La parabole des talents nous exhorte avec empressement à avoir plus peur de rester inertes et immobiles , come le troisième serviteur, que de se tromper (Evangleii Gaudium 49). La peur fait de nous des perdants dans la vie: combien de fois avons-nous renoncer à la victoire simplement par peur d'être vaincus!

La pédagogie de l'évangile nous accompagne afin que nous accomplissions trois pas fondamentaux pour la croissance humaine: Ne pas avoir peur, ne pas faire peur, libérer de la peur. Surtout de la peur de Dieu, qui est la mère de toutes les autres peurs.

Conformément à notre capacité

Nous sommes bien d'accord pour dire que sous les traits de l'homme qui part (nul part il n'est question de maître), il faut y voir les traits de Dieu. Le Dieu créateur, qui donne à l'homme ce qu'il a de mieux, à savoir l'œuvre de la création. Il le lui donne, pour que l'homme devienne à son tour à son image et ressemblance. 

Celui qui présente dix talents n'est pas meilleur que celui qui en présente quatre. Il n'y a pas une somme idéale qu'il faut donner: il faut seulement être fidèle à soi-même, à ce que tu as reçu, a ce que tu sais faire, la où la vie t'a placée.
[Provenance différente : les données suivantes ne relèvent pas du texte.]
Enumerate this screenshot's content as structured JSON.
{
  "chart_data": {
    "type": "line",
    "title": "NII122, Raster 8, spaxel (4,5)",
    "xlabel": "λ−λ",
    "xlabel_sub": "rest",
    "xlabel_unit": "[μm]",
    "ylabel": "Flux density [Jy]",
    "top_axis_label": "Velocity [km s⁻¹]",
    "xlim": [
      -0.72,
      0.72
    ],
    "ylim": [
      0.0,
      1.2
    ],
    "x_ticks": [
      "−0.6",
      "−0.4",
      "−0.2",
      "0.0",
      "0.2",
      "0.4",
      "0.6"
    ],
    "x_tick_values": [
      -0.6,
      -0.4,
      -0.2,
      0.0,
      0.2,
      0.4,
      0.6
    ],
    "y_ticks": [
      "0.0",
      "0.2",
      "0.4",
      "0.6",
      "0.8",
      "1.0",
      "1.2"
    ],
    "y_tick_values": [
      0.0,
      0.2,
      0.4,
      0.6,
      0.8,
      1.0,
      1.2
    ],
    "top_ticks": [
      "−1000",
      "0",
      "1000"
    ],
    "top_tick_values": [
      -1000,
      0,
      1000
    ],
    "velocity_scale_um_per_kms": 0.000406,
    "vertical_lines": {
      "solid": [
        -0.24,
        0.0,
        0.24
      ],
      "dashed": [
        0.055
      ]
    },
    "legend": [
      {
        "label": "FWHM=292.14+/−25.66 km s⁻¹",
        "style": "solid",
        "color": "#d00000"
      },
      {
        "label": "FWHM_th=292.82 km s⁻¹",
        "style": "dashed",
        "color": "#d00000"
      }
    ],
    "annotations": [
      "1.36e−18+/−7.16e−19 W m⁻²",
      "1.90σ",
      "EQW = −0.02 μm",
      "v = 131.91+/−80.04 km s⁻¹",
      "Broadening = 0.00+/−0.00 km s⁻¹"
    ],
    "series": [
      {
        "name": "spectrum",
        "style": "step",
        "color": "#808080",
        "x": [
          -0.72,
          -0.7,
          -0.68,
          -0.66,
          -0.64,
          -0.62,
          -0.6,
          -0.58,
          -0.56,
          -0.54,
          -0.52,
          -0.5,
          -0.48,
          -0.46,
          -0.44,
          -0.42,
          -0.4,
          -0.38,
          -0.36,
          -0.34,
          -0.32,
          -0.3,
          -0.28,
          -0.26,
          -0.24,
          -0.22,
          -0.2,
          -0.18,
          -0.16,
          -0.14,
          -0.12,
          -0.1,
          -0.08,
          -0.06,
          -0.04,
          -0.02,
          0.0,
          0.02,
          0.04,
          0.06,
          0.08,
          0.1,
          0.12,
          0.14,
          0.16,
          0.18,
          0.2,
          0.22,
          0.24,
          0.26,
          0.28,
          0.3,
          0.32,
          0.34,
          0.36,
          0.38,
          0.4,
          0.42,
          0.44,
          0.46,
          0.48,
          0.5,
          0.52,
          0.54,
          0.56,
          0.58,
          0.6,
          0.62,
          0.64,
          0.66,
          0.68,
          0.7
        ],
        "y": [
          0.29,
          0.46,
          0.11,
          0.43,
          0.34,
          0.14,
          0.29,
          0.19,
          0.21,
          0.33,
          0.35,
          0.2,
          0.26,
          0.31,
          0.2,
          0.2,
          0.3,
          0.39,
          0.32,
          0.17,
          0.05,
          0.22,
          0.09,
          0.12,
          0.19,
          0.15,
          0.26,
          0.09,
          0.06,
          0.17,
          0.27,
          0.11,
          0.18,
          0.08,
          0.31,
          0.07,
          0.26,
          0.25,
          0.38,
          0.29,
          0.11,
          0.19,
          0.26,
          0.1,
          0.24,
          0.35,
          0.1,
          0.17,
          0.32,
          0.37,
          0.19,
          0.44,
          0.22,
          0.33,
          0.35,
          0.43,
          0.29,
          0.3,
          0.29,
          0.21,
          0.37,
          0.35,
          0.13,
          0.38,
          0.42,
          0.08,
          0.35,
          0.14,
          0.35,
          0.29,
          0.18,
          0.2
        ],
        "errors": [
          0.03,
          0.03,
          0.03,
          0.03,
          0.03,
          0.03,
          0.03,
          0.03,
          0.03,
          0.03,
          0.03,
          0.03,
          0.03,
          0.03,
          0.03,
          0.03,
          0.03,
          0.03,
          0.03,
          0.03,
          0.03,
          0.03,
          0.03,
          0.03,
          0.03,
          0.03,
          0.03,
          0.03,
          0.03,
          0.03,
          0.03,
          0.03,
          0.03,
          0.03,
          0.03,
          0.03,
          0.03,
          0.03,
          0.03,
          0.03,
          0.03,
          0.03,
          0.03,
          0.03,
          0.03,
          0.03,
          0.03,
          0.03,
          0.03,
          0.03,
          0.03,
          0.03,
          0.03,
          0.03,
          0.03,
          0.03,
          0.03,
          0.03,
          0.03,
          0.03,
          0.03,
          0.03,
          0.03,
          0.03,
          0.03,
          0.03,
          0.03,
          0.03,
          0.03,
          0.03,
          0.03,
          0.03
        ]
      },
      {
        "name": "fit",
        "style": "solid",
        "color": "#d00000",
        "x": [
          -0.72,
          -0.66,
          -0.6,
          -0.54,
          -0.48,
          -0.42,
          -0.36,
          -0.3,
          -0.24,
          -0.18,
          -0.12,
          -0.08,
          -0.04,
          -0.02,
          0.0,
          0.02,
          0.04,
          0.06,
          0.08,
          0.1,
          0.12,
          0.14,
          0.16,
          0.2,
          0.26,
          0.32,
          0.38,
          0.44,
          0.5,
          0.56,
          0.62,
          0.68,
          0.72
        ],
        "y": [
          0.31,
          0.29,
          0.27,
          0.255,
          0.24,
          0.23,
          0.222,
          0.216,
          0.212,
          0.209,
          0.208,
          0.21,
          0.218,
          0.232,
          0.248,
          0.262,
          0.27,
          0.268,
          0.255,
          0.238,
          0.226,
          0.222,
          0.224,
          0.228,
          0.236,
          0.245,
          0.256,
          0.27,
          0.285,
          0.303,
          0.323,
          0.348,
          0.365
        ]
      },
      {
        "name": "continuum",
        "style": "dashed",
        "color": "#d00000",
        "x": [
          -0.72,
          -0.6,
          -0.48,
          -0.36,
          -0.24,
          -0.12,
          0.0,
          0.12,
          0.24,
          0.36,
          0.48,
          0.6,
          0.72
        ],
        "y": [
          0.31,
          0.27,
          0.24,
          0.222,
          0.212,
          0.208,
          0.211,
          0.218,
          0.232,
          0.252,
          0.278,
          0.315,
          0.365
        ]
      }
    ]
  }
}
Derrière l'image des talents il n'y a pas que les dons de l'intelligence, du cœur, du caractère, de mes capacités. Il y a notre mère la terre, et toutes les créatures mises sur ma route sont des dons du ciel pour moi. Chacun est un talent de Dieu donné aux autres.

A cet effet, la formule de mariage du nouveau rite est claire: "Je t'accueille, comme mon talent, come le plus beau cadeau que Dieu m'ait fait". L'époux peut le dire à l'épouse , l'ami(e) à l'ami (e): Tu es mon talent! Et je m'engage à prendre soin de toi, à t'aider à fleurir dans le temps et dans l'éternité.

"l'essence de l'amour n'est pas dans ce qui est commun, elle réside dans le fait d'obliger l'autre à devenir quelque chose, à devenir infiniment plus, à devenir le mieux de ce qu'il peut devenir" (R.M. Rilke).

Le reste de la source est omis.